MARTIN: You graduated from Gettysburg College and you ended up getting into grad school, getting a teaching job. And all the while, you were in touch with Kevin, writing letters back and forth. What were your motivations?

BUTCHER: You know, in a lot of ways I sort of wish that after that event that I would've kind of written him off, which is what a lot of people did, and understandably so. And so I wrote him initially 12 hours after his arrest. I wrote him and I said, I trust that you're not a monster and I don't know what happened and I don't know that you know what happened, but I am going to be here and I am going to be here for you in whatever capacity you sort of need. And I saw that as companionship. Our letters - initially, he would ask for pictures of us from college. He would want, you know, this particular picture of us all drinking from these drinks with these paper umbrellas. So I'm pulling them from Facebook, cutting them out and mailing to this, you know, county prison and then later this maximum-security prison, trying to remind him and reassert that life was once normal. But over time, I began to realize that this isn't healthy. That in a lot of ways, I've become obsessed with trying to figure this out such to the point that I'm kind of traumatizing myself trying to understand what exactly happened that night, seeking out for example, you know, evidence. I wanted to understand as concretely as I could because I wasn't getting from Kevin any sort of answers. And so over time it became sort of - I just hoped desperately that he would tell me something that would help me make sense of what had happened.

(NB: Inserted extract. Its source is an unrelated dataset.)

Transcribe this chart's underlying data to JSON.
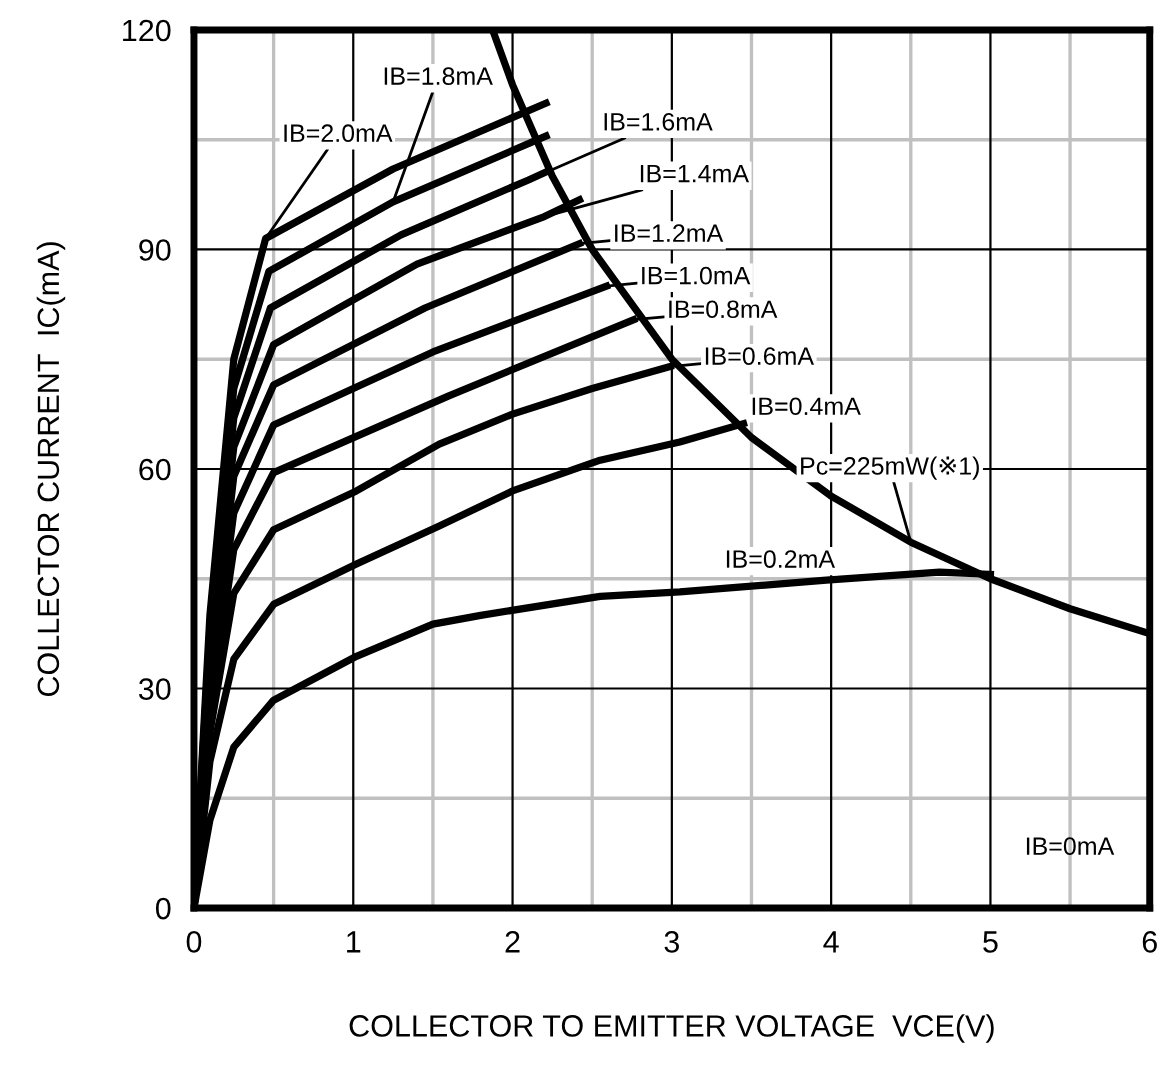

MARTIN: And in the end, you write in the book that Kevin was motivated that night by a desire to take his own life and that's what precipitated the murder of his girlfriend.

BUTCHER: Yeah. And that was something that didn't reveal itself until 18 months after he was arrested. You know, initially the murder itself was incredibly graphic, it was brutal. The news stories ran this number - 27 times that he had stabbed Emily Silverstein. And that's a number that, I think, above all implies aggression and intention. And I really struggled with that. We all struggled with that. And so it wasn't until almost two years after this incident that I read - I acquired and read these public documents that after the sentencing were made available, and I learned that he had tried to take his own life. This was something that he claimed immediately after being arrested. And then there were three mental health experts who interviewed Kevin extensively. And all three attested to the fact that they had absolute faith that Kevin had never meant to hurt Emily, that in other words, he raised a knife to his neck. Emily had come over because she was concerned about him. She worried he had threatened to take his own life. And when she intervened physically, trying to remove the knife from his hand, he turned his attention to her.

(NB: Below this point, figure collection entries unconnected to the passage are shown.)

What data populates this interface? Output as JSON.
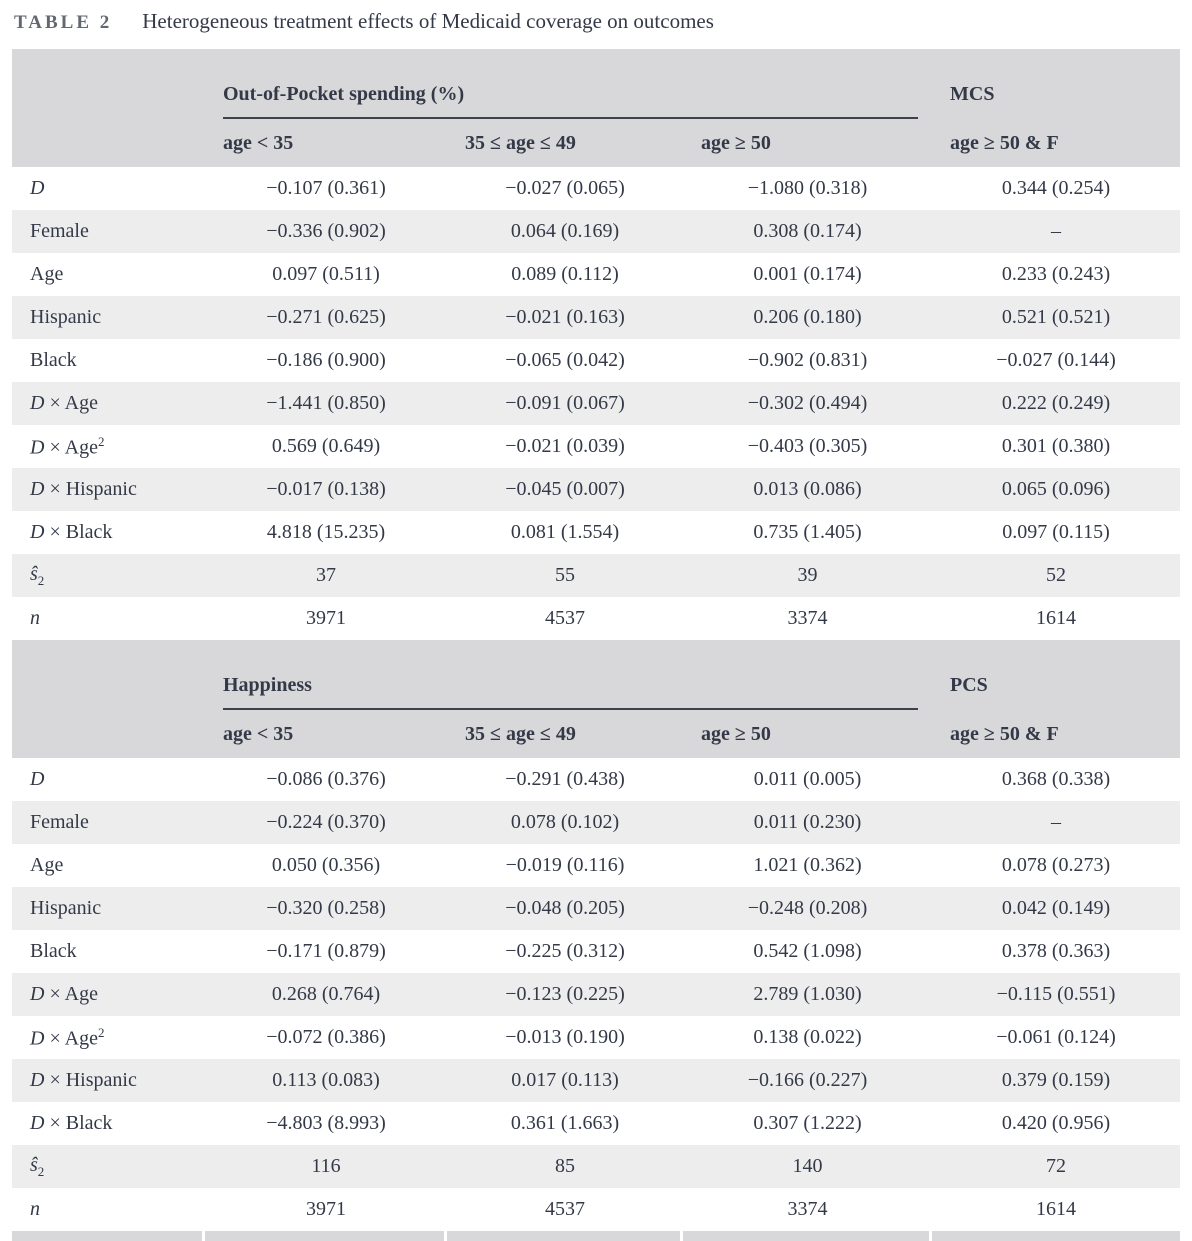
{
  "title": {
    "label": "TABLE 2",
    "text": "Heterogeneous treatment effects of Medicaid coverage on outcomes"
  },
  "panels": [
    {
      "group_header": "Out-of-Pocket spending (%)",
      "extra_header": "MCS",
      "columns": [
        "age < 35",
        "35 ≤ age ≤ 49",
        "age ≥ 50",
        "age ≥ 50 & F"
      ],
      "rows": [
        {
          "label": "D",
          "values": [
            "−0.107 (0.361)",
            "−0.027 (0.065)",
            "−1.080 (0.318)",
            "0.344 (0.254)"
          ]
        },
        {
          "label": "Female",
          "values": [
            "−0.336 (0.902)",
            "0.064 (0.169)",
            "0.308 (0.174)",
            "–"
          ]
        },
        {
          "label": "Age",
          "values": [
            "0.097 (0.511)",
            "0.089 (0.112)",
            "0.001 (0.174)",
            "0.233 (0.243)"
          ]
        },
        {
          "label": "Hispanic",
          "values": [
            "−0.271 (0.625)",
            "−0.021 (0.163)",
            "0.206 (0.180)",
            "0.521 (0.521)"
          ]
        },
        {
          "label": "Black",
          "values": [
            "−0.186 (0.900)",
            "−0.065 (0.042)",
            "−0.902 (0.831)",
            "−0.027 (0.144)"
          ]
        },
        {
          "label": "D × Age",
          "values": [
            "−1.441 (0.850)",
            "−0.091 (0.067)",
            "−0.302 (0.494)",
            "0.222 (0.249)"
          ]
        },
        {
          "label": "D × Age²",
          "values": [
            "0.569 (0.649)",
            "−0.021 (0.039)",
            "−0.403 (0.305)",
            "0.301 (0.380)"
          ]
        },
        {
          "label": "D × Hispanic",
          "values": [
            "−0.017 (0.138)",
            "−0.045 (0.007)",
            "0.013 (0.086)",
            "0.065 (0.096)"
          ]
        },
        {
          "label": "D × Black",
          "values": [
            "4.818 (15.235)",
            "0.081 (1.554)",
            "0.735 (1.405)",
            "0.097 (0.115)"
          ]
        },
        {
          "label": "ŝ₂",
          "values": [
            "37",
            "55",
            "39",
            "52"
          ]
        },
        {
          "label": "n",
          "values": [
            "3971",
            "4537",
            "3374",
            "1614"
          ]
        }
      ]
    },
    {
      "group_header": "Happiness",
      "extra_header": "PCS",
      "columns": [
        "age < 35",
        "35 ≤ age ≤ 49",
        "age ≥ 50",
        "age ≥ 50 & F"
      ],
      "rows": [
        {
          "label": "D",
          "values": [
            "−0.086 (0.376)",
            "−0.291 (0.438)",
            "0.011 (0.005)",
            "0.368 (0.338)"
          ]
        },
        {
          "label": "Female",
          "values": [
            "−0.224 (0.370)",
            "0.078 (0.102)",
            "0.011 (0.230)",
            "–"
          ]
        },
        {
          "label": "Age",
          "values": [
            "0.050 (0.356)",
            "−0.019 (0.116)",
            "1.021 (0.362)",
            "0.078 (0.273)"
          ]
        },
        {
          "label": "Hispanic",
          "values": [
            "−0.320 (0.258)",
            "−0.048 (0.205)",
            "−0.248 (0.208)",
            "0.042 (0.149)"
          ]
        },
        {
          "label": "Black",
          "values": [
            "−0.171 (0.879)",
            "−0.225 (0.312)",
            "0.542 (1.098)",
            "0.378 (0.363)"
          ]
        },
        {
          "label": "D × Age",
          "values": [
            "0.268 (0.764)",
            "−0.123 (0.225)",
            "2.789 (1.030)",
            "−0.115 (0.551)"
          ]
        },
        {
          "label": "D × Age²",
          "values": [
            "−0.072 (0.386)",
            "−0.013 (0.190)",
            "0.138 (0.022)",
            "−0.061 (0.124)"
          ]
        },
        {
          "label": "D × Hispanic",
          "values": [
            "0.113 (0.083)",
            "0.017 (0.113)",
            "−0.166 (0.227)",
            "0.379 (0.159)"
          ]
        },
        {
          "label": "D × Black",
          "values": [
            "−4.803 (8.993)",
            "0.361 (1.663)",
            "0.307 (1.222)",
            "0.420 (0.956)"
          ]
        },
        {
          "label": "ŝ₂",
          "values": [
            "116",
            "85",
            "140",
            "72"
          ]
        },
        {
          "label": "n",
          "values": [
            "3971",
            "4537",
            "3374",
            "1614"
          ]
        }
      ]
    }
  ]
}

MARTIN: Are you still in touch with him?

BUTCHER: I'm not. You know, it's a very strange thing. I began this book with his support. The one rule that he had was not to contact her family and not to contact his family. But over time as I begin write this book and I began to realize sort of the depth of my own obsession about this night, I felt a necessity to reach out to these people. It was never sort of this exploitative thing. I just simply wanted to write about this event and try to make sense of it. And so I reached out to both parents and both declined to be a part of the book. But when I told Kevin that, he very abruptly ended communication with me and I have not talked to him since. And that's a very strange thing because it's a book about why I wanted to be in touch with him, and by the end I'm not. That's something that I never could've foreseen.

MARTIN: The book is called "Visiting Hours: A Memoir Of Friendship And Murder." It's written by Amy Butcher. She joined us from the studios of WOSU in Columbus, Ohio.

Amy, thanks so much for talking with us.